FHA bailout on the way

After Fannie Mae, Freddie Mac and to some extent Ginnie Mae, it is now the FHA's turn to get a government bailout. Please consider:
Oct. 8 (Bloomberg) -- The Federal Housing Administration, which insures mortgages with low down payments, may require a U.S. bailout because it has $54 billion more in losses than it can withstand, a former Fannie Mae executive said.

“It appears destined for a taxpayer bailout in the next 24 to 36 months,” consultant Edward Pinto said in testimony prepared for a House committee hearing in Washington today. Pinto was the chief credit officer from 1987 to 1989 for Fannie Mae, the mortgage-finance company that is now government-run.

The FHA program’s volumes have quadrupled since 2006 as private lenders and insurers pulled back amid the U.S. housing slump, Pinto said. The jump has left the agency backing risky loans and exposed to fraud in a “market where prices have yet to stabilize,” he said.
[My comment: when could wonder why private lenders and insurers have pulled back. Probably because mortgage rates at artificially low level do not reflect the current risk they would be willing to take to lend?]

Representative Maxine Waters, a California Democrat, said at the hearing it is a “myth” the FHA is the “next subprime.” West Virginia Republican Shelley Moore Capito touted the agency’s role in serving first-time buyers as it backs a third of loans for home purchases. She also said more consideration should be given to anti-fraud efforts and whether some consumers should pay more.
[My comment: Yes, right. Let's see what happens in the next few months...]
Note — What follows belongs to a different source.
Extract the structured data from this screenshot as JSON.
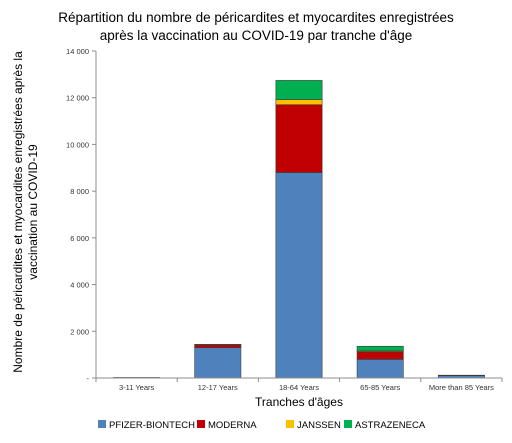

Falling prices will push the FHA’s single-family fund’s reserves below a 2 percent cushion above projected losses required by Congress, Stevens said last month. The shortfall will be cured in two to three years, he said today.

The idea the FHA needs a rescue is “just plain wrong,” Stevens said in an Oct. 6 letter to the Wall Street Journal. That’s in part because the FHA’s accounting method means its reserves are enough to cover more than 30 years of projected losses, assuming no revenue from new business.
[My comment: this is such a ridiculous statement that it removes all credibility from Stevens...]
Note that FHA is yet another example of unintended consequences and government interventions hazards.

Allowing people borrow a lot more than what they could in a normal market simply creates a financing bubble and is the source of rising home prices, that doesn't serve any buyer but only helps sellers. Thus defeating the very purpose of the FHA. This is exactly what happened with Fannie, Freddy, Ginnie and the housing bubble, in case anybody forgot that, now that the recession is over and the S&P back at in the thousands points.

Of course, when you only require to put in a 3% downpayment maximum (down to 0% if you include the $8,000 tax credit for home priced at less than about $260k-280k), you simply create a moral hazard since there's a huge incentive for borrowers to walk away as soon as they mortgage becomes 'underwater'.

From Wikipedia:
The Federal Housing Administration (FHA) is a United States government agency created as part of the National Housing Act of 1934. The goals of this organization are: to improve housing standards and conditions; to provide an adequate home financing system through insurance of mortgage loans; and to stabilize the mortgage market.
Following the Subprime mortgage crisis, FHA, along with Fannie Mae and Freddie Mac, became the source of much of the United States mortgage financing. The share of FHA mortgages went from 2 percent to over one-third of mortgages in the country. Without the subprime market, many of the riskiest borrowers ended up borrowing from the Federal Housing Administration, and the FHA could suffer substantial losses. Joshua Zumbrun and Maurna Desmond of Forbes have written that eventual government losses from the FHA could reach $100 billion
A borrowers downpayment may come from a number of sources. The 3.5% requirement can be satisfied with the borrower using their own cash or receiving a gift from a family member, their employer, labor union, non-profit or government entity.